Erjon Dragoj

Personal information
- Date of birth: 6 September 1999 (age 25)
- Place of birth: Pogradec, Albania
- Height: 1.80 m (5 ft 11 in)
- Position(s): Forward

Team information
- Current team: Lushnja
- Number: 70

Youth career
- 2011–2018: Pogradeci
- 2018–2019: Laçi

Senior career*
- Years: Team / Apps / (Gls)
- 2016–2018: Pogradeci / 2 / (0)
- 2018–2019: Laçi / 1 / (0)
- 2019–2021: Pogradeci / 40 / (8)
- 2021–2024: Korabi / 70 / (6)
- 2024–: Lushnja / 17 / (0)

= Erjon Dragoj =

Albanian footballer

Erjon Dragoj (born 6 September 1999) is an Albanian professional footballer who plays as a forward for Lushnja.

==Club career==
He participated for the first time with the first team of Pogradeci under coach Gentian Stojku on 5 December 2015 in a 2015–16 Albanian First Division match against Dinamo Tirana where he was on the bench for the entire game. His next game would come later the next season on 28 September 2016 against the same opponent Dinamo Tirana in a match valid for the 2016–17 Albanian Cup where Dragoj made his debut coming on as a substitute in the 63rd minute for Eldjon Topllari in a 2–1 loss.
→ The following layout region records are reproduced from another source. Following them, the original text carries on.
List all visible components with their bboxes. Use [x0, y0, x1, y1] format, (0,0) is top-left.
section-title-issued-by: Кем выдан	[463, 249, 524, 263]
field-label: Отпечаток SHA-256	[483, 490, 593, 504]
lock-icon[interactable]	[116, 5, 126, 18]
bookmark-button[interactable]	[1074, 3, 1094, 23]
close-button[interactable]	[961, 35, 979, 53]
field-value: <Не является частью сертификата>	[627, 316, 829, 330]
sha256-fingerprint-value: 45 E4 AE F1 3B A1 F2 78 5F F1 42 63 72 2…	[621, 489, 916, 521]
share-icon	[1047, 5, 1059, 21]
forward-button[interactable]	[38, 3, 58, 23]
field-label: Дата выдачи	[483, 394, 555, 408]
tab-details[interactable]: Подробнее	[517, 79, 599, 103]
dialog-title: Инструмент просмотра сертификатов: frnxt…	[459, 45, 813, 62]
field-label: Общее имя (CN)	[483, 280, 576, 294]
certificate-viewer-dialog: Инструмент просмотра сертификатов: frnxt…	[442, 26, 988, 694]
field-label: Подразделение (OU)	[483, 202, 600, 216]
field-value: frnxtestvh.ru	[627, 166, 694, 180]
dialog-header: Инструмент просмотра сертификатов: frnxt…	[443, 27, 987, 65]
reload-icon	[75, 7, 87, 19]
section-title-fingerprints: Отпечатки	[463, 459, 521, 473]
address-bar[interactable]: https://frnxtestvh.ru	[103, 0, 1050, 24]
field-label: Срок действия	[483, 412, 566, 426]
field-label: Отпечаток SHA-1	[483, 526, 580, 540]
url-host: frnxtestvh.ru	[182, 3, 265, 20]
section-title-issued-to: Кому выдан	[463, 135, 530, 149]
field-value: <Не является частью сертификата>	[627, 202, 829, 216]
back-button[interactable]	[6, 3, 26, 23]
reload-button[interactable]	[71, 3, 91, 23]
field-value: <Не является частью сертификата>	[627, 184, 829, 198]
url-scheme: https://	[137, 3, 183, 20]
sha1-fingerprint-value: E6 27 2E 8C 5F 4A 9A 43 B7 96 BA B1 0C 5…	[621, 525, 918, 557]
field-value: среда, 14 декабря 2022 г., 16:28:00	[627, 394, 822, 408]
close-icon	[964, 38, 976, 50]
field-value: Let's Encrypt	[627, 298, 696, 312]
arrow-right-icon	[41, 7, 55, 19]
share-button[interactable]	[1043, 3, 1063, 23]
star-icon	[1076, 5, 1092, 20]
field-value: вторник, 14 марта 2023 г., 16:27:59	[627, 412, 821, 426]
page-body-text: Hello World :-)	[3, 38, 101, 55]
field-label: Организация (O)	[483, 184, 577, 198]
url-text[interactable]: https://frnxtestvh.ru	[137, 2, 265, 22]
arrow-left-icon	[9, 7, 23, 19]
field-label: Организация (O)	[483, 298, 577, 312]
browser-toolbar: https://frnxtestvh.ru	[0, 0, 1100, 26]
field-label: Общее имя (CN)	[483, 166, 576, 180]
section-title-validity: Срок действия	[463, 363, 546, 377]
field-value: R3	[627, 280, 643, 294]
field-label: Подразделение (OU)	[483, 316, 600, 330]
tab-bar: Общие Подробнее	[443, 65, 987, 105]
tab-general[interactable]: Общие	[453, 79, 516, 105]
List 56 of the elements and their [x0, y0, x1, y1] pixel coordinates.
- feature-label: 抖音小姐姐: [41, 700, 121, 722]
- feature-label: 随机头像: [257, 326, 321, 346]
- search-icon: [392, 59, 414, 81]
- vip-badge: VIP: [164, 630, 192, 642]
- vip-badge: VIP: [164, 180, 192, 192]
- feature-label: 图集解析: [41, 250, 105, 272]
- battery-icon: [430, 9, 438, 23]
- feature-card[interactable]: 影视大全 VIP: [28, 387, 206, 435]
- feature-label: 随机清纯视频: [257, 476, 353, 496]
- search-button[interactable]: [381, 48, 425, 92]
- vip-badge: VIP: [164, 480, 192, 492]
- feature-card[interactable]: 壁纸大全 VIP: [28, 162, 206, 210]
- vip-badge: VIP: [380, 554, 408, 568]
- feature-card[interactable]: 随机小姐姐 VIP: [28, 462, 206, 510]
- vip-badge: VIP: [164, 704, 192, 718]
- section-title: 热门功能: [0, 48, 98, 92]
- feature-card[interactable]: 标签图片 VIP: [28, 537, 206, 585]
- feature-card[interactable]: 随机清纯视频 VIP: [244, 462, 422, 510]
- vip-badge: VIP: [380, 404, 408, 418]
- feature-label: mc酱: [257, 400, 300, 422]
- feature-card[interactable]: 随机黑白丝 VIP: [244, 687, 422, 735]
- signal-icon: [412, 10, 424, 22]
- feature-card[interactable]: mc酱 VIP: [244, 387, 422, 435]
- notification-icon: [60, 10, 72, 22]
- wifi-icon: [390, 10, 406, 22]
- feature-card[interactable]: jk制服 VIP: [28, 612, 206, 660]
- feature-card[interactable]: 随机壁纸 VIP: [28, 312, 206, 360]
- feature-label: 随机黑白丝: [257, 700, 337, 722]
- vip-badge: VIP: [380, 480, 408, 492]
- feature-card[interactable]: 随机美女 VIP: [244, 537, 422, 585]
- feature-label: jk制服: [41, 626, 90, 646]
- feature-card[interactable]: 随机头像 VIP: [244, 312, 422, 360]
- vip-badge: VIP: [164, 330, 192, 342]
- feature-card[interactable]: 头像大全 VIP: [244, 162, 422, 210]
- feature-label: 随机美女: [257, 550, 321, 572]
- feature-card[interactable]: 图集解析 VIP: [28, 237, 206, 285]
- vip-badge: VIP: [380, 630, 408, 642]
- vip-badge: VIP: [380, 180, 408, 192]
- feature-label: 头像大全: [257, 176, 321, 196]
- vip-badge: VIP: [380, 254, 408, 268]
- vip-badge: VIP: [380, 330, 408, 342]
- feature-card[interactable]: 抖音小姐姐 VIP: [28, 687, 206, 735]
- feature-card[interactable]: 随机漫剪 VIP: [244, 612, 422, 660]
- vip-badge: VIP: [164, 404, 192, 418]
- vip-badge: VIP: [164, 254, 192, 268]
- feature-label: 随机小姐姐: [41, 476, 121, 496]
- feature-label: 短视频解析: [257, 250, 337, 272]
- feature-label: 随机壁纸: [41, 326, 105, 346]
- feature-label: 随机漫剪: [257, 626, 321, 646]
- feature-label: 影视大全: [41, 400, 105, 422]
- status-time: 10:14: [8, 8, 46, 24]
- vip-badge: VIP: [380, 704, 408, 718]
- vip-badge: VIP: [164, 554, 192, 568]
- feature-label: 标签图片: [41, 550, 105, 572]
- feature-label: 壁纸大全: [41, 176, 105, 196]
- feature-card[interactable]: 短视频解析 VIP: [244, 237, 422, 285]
His third game for Pogradeci came later in the following season on 27 September 2017 against Shkumbini Peqin in a match valid for the 2017–18 Albanian Cup where Dragoj played the full 90-minutes match and managed to score his first professional goal in the last minute to give his side the 1–1 draw in the deadly end which however was not enough as Shkumbini Peqini qualified on aggregate 3–1 after winning the first leg 2–0.
Erjon Dragoj was transferred from Pogradeci first division in Albania to Laci in Superliga at January 2018 and stay at this club until January 2019. He debut in Superliga in 25/11/2018 Laci-Kastrioti 2–1. He played for the first time with team Laci in official match at 12/09/2018 in national cup Naftetari-Laci 0–5.

==International career==
He received his first call up for the Albania under-20 side by coach of the under-21 team Alban Bushi for the double friendly match against Azerbaijan U-21 on 21 & 26 January 2018.